Das kann sonst schnell ins Auge gehen. Während sie fressen, lassen sie sich auch problemlos streicheln. Ihr Fell ist ganz weich, vor allem ihre Nase fühlt sich ganz samtig an. Mit ihren großen Kulleraugen haben sie ein so lustigen Gesichtsausdruck, dass ich aus dem Schmunzeln nicht mehr raus komme. Sie sehen auch alle ganz unterschiedlich aus. Ihre Fellfärbung reicht von schneeweiß über gescheckt bis dunkelbraun. Der angefrorende Schnee ist wirklich tückisch. Ich muss selbst mit Spikes sehr aufpassen, wo ich hintrete. Aber ich konnte sogar beobachten, wie selbst ein zu schnell laufendes Rentier ins rutschen geriet. Das sah übrigens sehr lustig aus. Aber es ist nicht hingefallen, anders als die Zweibeiner.
Die Sámi und ihre Rentiere
Von November bis ca. März verweilen die Rentiere in ihrem eingezäunten Winterquartier und werden in der Zeit von den Sámi gefüttert. Im Frühjahr wird die Herde wieder frei gelassen und die Sámi folgen ihnen in die Berge rund um Tromsø. Teilweise kommen sie nur mit einem Schneemobil hinterher. Im Mai erblicken die Rentierkälbchen die Welt. Die Sámi haben ein großes Messer mit dem sie eine Kerbe ins Rentierohr schneiden. Anhand dieser Kerbe können die Rentiere der entsprechenden Sámi-Familie zugeordnet werden. Einige nutzen auch moderne Ohren-Marker.
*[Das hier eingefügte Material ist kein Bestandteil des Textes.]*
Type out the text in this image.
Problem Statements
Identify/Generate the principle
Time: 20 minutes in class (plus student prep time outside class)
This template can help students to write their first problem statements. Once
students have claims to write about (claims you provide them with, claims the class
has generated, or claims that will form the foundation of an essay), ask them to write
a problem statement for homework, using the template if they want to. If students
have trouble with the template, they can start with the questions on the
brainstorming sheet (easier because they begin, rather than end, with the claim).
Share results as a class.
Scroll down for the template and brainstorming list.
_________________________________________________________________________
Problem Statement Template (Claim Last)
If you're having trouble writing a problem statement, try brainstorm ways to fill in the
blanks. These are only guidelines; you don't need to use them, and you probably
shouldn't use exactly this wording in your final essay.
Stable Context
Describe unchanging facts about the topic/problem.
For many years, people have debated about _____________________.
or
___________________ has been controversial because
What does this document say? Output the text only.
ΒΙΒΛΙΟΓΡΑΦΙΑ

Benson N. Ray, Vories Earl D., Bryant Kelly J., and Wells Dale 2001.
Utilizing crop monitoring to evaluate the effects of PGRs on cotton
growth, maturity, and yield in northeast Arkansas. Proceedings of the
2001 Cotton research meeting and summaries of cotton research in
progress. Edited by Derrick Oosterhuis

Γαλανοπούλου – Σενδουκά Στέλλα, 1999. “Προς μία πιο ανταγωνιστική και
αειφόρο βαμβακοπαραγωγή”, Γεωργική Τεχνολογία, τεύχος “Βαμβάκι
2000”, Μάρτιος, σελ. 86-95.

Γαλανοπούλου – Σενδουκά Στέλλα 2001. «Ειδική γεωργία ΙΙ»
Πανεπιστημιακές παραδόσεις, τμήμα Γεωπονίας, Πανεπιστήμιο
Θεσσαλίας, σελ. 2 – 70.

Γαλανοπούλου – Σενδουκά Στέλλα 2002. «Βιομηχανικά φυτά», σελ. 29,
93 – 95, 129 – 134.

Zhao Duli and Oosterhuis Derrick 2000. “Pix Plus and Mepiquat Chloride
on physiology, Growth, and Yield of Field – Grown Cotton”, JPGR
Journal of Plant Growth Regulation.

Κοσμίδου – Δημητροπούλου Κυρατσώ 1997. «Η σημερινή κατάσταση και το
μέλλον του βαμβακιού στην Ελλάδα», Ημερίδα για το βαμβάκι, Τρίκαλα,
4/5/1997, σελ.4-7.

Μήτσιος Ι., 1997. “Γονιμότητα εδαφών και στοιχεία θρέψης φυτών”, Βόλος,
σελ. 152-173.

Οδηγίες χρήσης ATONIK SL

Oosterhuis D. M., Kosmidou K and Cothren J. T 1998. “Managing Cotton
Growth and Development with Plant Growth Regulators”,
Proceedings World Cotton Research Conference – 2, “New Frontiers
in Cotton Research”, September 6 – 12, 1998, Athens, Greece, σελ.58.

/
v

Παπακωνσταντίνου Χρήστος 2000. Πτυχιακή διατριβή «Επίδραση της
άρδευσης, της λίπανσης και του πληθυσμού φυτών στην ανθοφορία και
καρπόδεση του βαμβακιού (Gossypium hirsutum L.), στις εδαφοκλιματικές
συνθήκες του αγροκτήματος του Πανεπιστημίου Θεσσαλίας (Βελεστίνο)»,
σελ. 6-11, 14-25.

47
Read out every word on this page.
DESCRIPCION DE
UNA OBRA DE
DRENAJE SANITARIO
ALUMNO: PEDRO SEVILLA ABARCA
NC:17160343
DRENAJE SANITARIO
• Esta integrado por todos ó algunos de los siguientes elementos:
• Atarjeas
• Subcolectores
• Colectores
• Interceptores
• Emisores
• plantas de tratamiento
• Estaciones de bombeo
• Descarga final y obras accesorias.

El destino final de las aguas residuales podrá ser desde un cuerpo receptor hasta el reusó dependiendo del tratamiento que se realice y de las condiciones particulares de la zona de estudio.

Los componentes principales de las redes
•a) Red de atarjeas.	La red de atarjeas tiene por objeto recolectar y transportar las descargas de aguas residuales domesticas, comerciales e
Eine Fahrt im Rentierschlitten
Zwischen dem Füttern habe ich fast meine Fahrt mit dem Rentierschlitten verpasst. Mittlerweile habe ich 3 Eimer Pellets verfüttert und bin bis in die hinterste Ecke des Geländes gestapft.
Ganz artig warten die Rentiere vor den rustikalen Holzschlitten. Die einzelnen Schlitten sind miteinander verbunden. Ein Rentier zieht jeweils einen Schlitten. Am Anfang führt ein Sámi das Rentier am Halfter in die entsprechende Richtung.
Bevor ich einsteige, gibt es von mir noch eine handvoll Pellets und wir machen uns bekannt. Genügsam zuckeln wir los und rutschen über den frostigen Schnee. Es geht bei weitem nicht so rasant zu wie bei Anja´s Huskytour in Schwedisch Lappland. Dafür verliere ich während der Fahrt meinen Objektivdeckel. Aber mit einer Rolle aus dem Schlitten, wo jeder Stuntman blas wird, habe ich ihn erwischt. Zu Fuß konnte ich auf den fahrenden Schlitten wieder aufsteigen.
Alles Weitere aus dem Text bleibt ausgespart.